In the warmer winter days when the sun is shining down on the dry sidewalk, I can do some barefoot walking even when it is below freezing out.

Know that some cuts and scratches are okay
Getting some minor cuts and scratches on your feet is not only okay, it can help to build your tolerance. The main issue is not the minor cuts themselves but the fear around them. Our bodies are resilient and heal themselves. I have had small pieces of glass in my feet dozens of times over the last decade and I simply remove them with tweezers, a needle, or a knife.
Now, most cuts and scratches do not go deeper than my sole, so I don’t even feel them. Glass often goes into my sole but doesn’t penetrate the flesh where it hurts.

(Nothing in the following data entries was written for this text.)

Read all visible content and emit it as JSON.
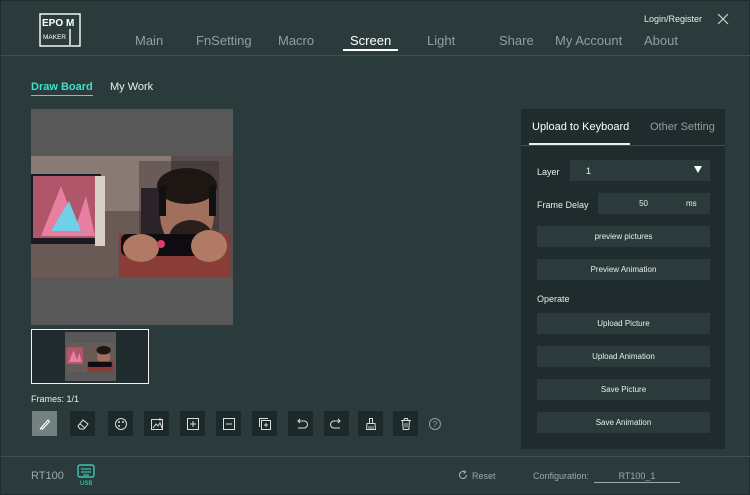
{
  "header": {
    "logo_text": "EPOMAKER",
    "login_label": "Login/Register",
    "close_icon": "close-icon"
  },
  "nav": {
    "items": [
      {
        "label": "Main"
      },
      {
        "label": "FnSetting"
      },
      {
        "label": "Macro"
      },
      {
        "label": "Screen",
        "active": true
      },
      {
        "label": "Light"
      },
      {
        "label": "Share"
      },
      {
        "label": "My Account"
      },
      {
        "label": "About"
      }
    ]
  },
  "subtabs": {
    "draw_board": "Draw Board",
    "my_work": "My Work",
    "active": "Draw Board"
  },
  "canvas": {
    "frames_label": "Frames: 1/1"
  },
  "tools": [
    {
      "icon": "brush-icon",
      "active": true
    },
    {
      "icon": "eraser-icon"
    },
    {
      "icon": "palette-icon"
    },
    {
      "icon": "image-import-icon"
    },
    {
      "icon": "add-frame-icon"
    },
    {
      "icon": "remove-frame-icon"
    },
    {
      "icon": "copy-frame-icon"
    },
    {
      "icon": "undo-icon"
    },
    {
      "icon": "redo-icon"
    },
    {
      "icon": "clear-brush-icon"
    },
    {
      "icon": "trash-icon"
    },
    {
      "icon": "help-icon"
    }
  ],
  "panel": {
    "tab_upload": "Upload to Keyboard",
    "tab_other": "Other Setting",
    "layer_label": "Layer",
    "layer_value": "1",
    "frame_delay_label": "Frame Delay",
    "frame_delay_value": "50",
    "frame_delay_unit": "ms",
    "preview_pictures": "preview pictures",
    "preview_animation": "Preview Animation",
    "operate_label": "Operate",
    "upload_picture": "Upload Picture",
    "upload_animation": "Upload Animation",
    "save_picture": "Save Picture",
    "save_animation": "Save Animation"
  },
  "footer": {
    "model": "RT100",
    "usb_label": "USB",
    "reset_label": "Reset",
    "configuration_label": "Configuration:",
    "configuration_value": "RT100_1"
  },
  "colors": {
    "background": "#2b3b3c",
    "panel": "#1f2b2c",
    "accent": "#3ee1c8",
    "canvas_gray": "#585858"
  }
}
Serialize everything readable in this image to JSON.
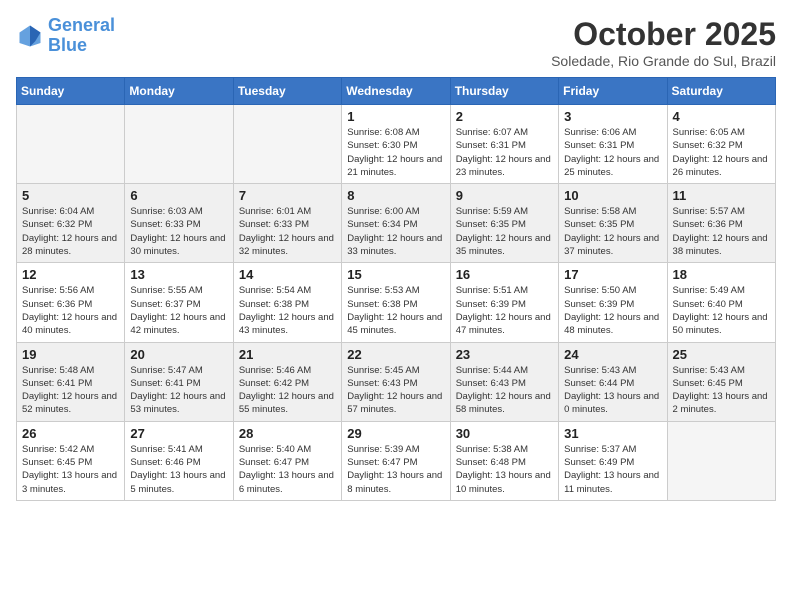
{
  "header": {
    "logo_line1": "General",
    "logo_line2": "Blue",
    "month": "October 2025",
    "location": "Soledade, Rio Grande do Sul, Brazil"
  },
  "days_of_week": [
    "Sunday",
    "Monday",
    "Tuesday",
    "Wednesday",
    "Thursday",
    "Friday",
    "Saturday"
  ],
  "weeks": [
    [
      {
        "day": "",
        "empty": true
      },
      {
        "day": "",
        "empty": true
      },
      {
        "day": "",
        "empty": true
      },
      {
        "day": "1",
        "sunrise": "6:08 AM",
        "sunset": "6:30 PM",
        "daylight": "12 hours and 21 minutes."
      },
      {
        "day": "2",
        "sunrise": "6:07 AM",
        "sunset": "6:31 PM",
        "daylight": "12 hours and 23 minutes."
      },
      {
        "day": "3",
        "sunrise": "6:06 AM",
        "sunset": "6:31 PM",
        "daylight": "12 hours and 25 minutes."
      },
      {
        "day": "4",
        "sunrise": "6:05 AM",
        "sunset": "6:32 PM",
        "daylight": "12 hours and 26 minutes."
      }
    ],
    [
      {
        "day": "5",
        "sunrise": "6:04 AM",
        "sunset": "6:32 PM",
        "daylight": "12 hours and 28 minutes."
      },
      {
        "day": "6",
        "sunrise": "6:03 AM",
        "sunset": "6:33 PM",
        "daylight": "12 hours and 30 minutes."
      },
      {
        "day": "7",
        "sunrise": "6:01 AM",
        "sunset": "6:33 PM",
        "daylight": "12 hours and 32 minutes."
      },
      {
        "day": "8",
        "sunrise": "6:00 AM",
        "sunset": "6:34 PM",
        "daylight": "12 hours and 33 minutes."
      },
      {
        "day": "9",
        "sunrise": "5:59 AM",
        "sunset": "6:35 PM",
        "daylight": "12 hours and 35 minutes."
      },
      {
        "day": "10",
        "sunrise": "5:58 AM",
        "sunset": "6:35 PM",
        "daylight": "12 hours and 37 minutes."
      },
      {
        "day": "11",
        "sunrise": "5:57 AM",
        "sunset": "6:36 PM",
        "daylight": "12 hours and 38 minutes."
      }
    ],
    [
      {
        "day": "12",
        "sunrise": "5:56 AM",
        "sunset": "6:36 PM",
        "daylight": "12 hours and 40 minutes."
      },
      {
        "day": "13",
        "sunrise": "5:55 AM",
        "sunset": "6:37 PM",
        "daylight": "12 hours and 42 minutes."
      },
      {
        "day": "14",
        "sunrise": "5:54 AM",
        "sunset": "6:38 PM",
        "daylight": "12 hours and 43 minutes."
      },
      {
        "day": "15",
        "sunrise": "5:53 AM",
        "sunset": "6:38 PM",
        "daylight": "12 hours and 45 minutes."
      },
      {
        "day": "16",
        "sunrise": "5:51 AM",
        "sunset": "6:39 PM",
        "daylight": "12 hours and 47 minutes."
      },
      {
        "day": "17",
        "sunrise": "5:50 AM",
        "sunset": "6:39 PM",
        "daylight": "12 hours and 48 minutes."
      },
      {
        "day": "18",
        "sunrise": "5:49 AM",
        "sunset": "6:40 PM",
        "daylight": "12 hours and 50 minutes."
      }
    ],
    [
      {
        "day": "19",
        "sunrise": "5:48 AM",
        "sunset": "6:41 PM",
        "daylight": "12 hours and 52 minutes."
      },
      {
        "day": "20",
        "sunrise": "5:47 AM",
        "sunset": "6:41 PM",
        "daylight": "12 hours and 53 minutes."
      },
      {
        "day": "21",
        "sunrise": "5:46 AM",
        "sunset": "6:42 PM",
        "daylight": "12 hours and 55 minutes."
      },
      {
        "day": "22",
        "sunrise": "5:45 AM",
        "sunset": "6:43 PM",
        "daylight": "12 hours and 57 minutes."
      },
      {
        "day": "23",
        "sunrise": "5:44 AM",
        "sunset": "6:43 PM",
        "daylight": "12 hours and 58 minutes."
      },
      {
        "day": "24",
        "sunrise": "5:43 AM",
        "sunset": "6:44 PM",
        "daylight": "13 hours and 0 minutes."
      },
      {
        "day": "25",
        "sunrise": "5:43 AM",
        "sunset": "6:45 PM",
        "daylight": "13 hours and 2 minutes."
      }
    ],
    [
      {
        "day": "26",
        "sunrise": "5:42 AM",
        "sunset": "6:45 PM",
        "daylight": "13 hours and 3 minutes."
      },
      {
        "day": "27",
        "sunrise": "5:41 AM",
        "sunset": "6:46 PM",
        "daylight": "13 hours and 5 minutes."
      },
      {
        "day": "28",
        "sunrise": "5:40 AM",
        "sunset": "6:47 PM",
        "daylight": "13 hours and 6 minutes."
      },
      {
        "day": "29",
        "sunrise": "5:39 AM",
        "sunset": "6:47 PM",
        "daylight": "13 hours and 8 minutes."
      },
      {
        "day": "30",
        "sunrise": "5:38 AM",
        "sunset": "6:48 PM",
        "daylight": "13 hours and 10 minutes."
      },
      {
        "day": "31",
        "sunrise": "5:37 AM",
        "sunset": "6:49 PM",
        "daylight": "13 hours and 11 minutes."
      },
      {
        "day": "",
        "empty": true
      }
    ]
  ]
}
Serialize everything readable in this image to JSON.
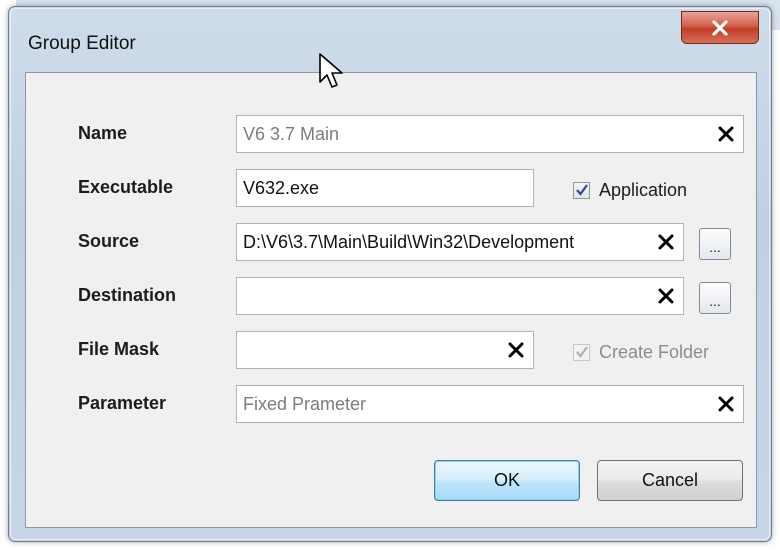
{
  "window": {
    "title": "Group Editor"
  },
  "fields": {
    "name": {
      "label": "Name",
      "value": "V6 3.7 Main"
    },
    "executable": {
      "label": "Executable",
      "value": "V632.exe"
    },
    "source": {
      "label": "Source",
      "value": "D:\\V6\\3.7\\Main\\Build\\Win32\\Development"
    },
    "destination": {
      "label": "Destination",
      "value": ""
    },
    "file_mask": {
      "label": "File Mask",
      "value": ""
    },
    "parameter": {
      "label": "Parameter",
      "placeholder": "Fixed Prameter",
      "value": ""
    }
  },
  "checkboxes": {
    "application": {
      "label": "Application",
      "checked": true
    },
    "create_folder": {
      "label": "Create Folder",
      "checked": true,
      "disabled": true
    }
  },
  "browse_label": "...",
  "buttons": {
    "ok": "OK",
    "cancel": "Cancel"
  },
  "colors": {
    "close_button": "#c8432d",
    "ok_border": "#3c7fb1",
    "dialog_bg": "#f0f0f0"
  }
}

Break free from societal norms
More than the sensitivity of your feet, you are likely to be restrained by societal norms. To drop the worries of what others are thinking has been one of the most liberating tools I’ve found for accomplishing my goals in life and living in integrity. Walking barefoot in itself is a practice to help you drop societal norms. The more you do it, the more you’ll get used to people looking at you or commenting. Letting go of these norms takes practice. See How to Break Free From Societal Norms.

Give gratitude to your feet
Spend time thinking about all that your feet help you to accomplish. Be grateful for your feet. Love your feet. Your feet are not ugly. There is no such thing as an ugly foot. That is only in the mind. When you love your feet and do not feel shame for your feet, you will likely find it much easier to walk barefoot in public spaces.

Take care of your feet
Be diligent about taking care of your feet and your whole body. I have found that if I have a foot issue and I don’t deal with it promptly, it can restrict my enjoyment of my barefoot time. For many people, that is the moment when they put shoes back on and never get around to taking them back off.
I like to massage my feet with coconut oil. The oil moisturizes the skin and minimizes cracking of the skin and sole. The massage is an opportunity to look at my whole foot and see if there are any issues that need tending to. Foot massages are a part of my overall well-being.
I like to keep my feet dry. They are often wet and I love to walk and run in the rain and spend hours in the water. However, once I am out of these situations I like to dry my feet and keep them dry at all other times.

Design your life around being barefoot
The more that you design your life around being barefoot, the easier it will be to spend more time being barefoot. Spend more time outside and less time in stores and businesses that don’t allow being barefoot. Designing your life around being barefoot may prove to be a key to living in closer connection and harmony with Earth and with more health and happiness.
Being barefoot has been a useful tool to keep me out of the places that I don’t want to go. Bars are a place that generally require shoes. I don’t want to go to bars and by being barefoot I’ve made it a lot easier to stay out of them.
See: Quit a Job that Doesn’t Serve You or Earth

Build community around being barefoot
Most everything is easier with community. If you are spending all your time with people who are wearing shoes, you are more likely to wear shoes. If you are spending time with people who tease you for being barefoot, you are more likely to be peer pressured back into shoes. On the other hand, if you are with people who are barefoot more than you, you are more likely to spend more time barefoot and strengthen your connection to Earth. Seek out like-minded people and build community. Invite others to walk barefoot with you. It’s okay if none of your family or friends want to join you. Create a casual barefoot club and make new community. Post on social media, form a group at your school or workplace, put up fliers around town. Do whatever you need to do to build a community of like-minded people around you.

One step at a time, it is possible to walk barefoot more, and in doing so, reconnect with Earth and reconnect with yourself. As with any skill, walking barefoot takes continual practice and effort. I hope that you find these tips useful on your barefoot journey and I encourage you to revisit this page or print this page as a positive tool for reconnection.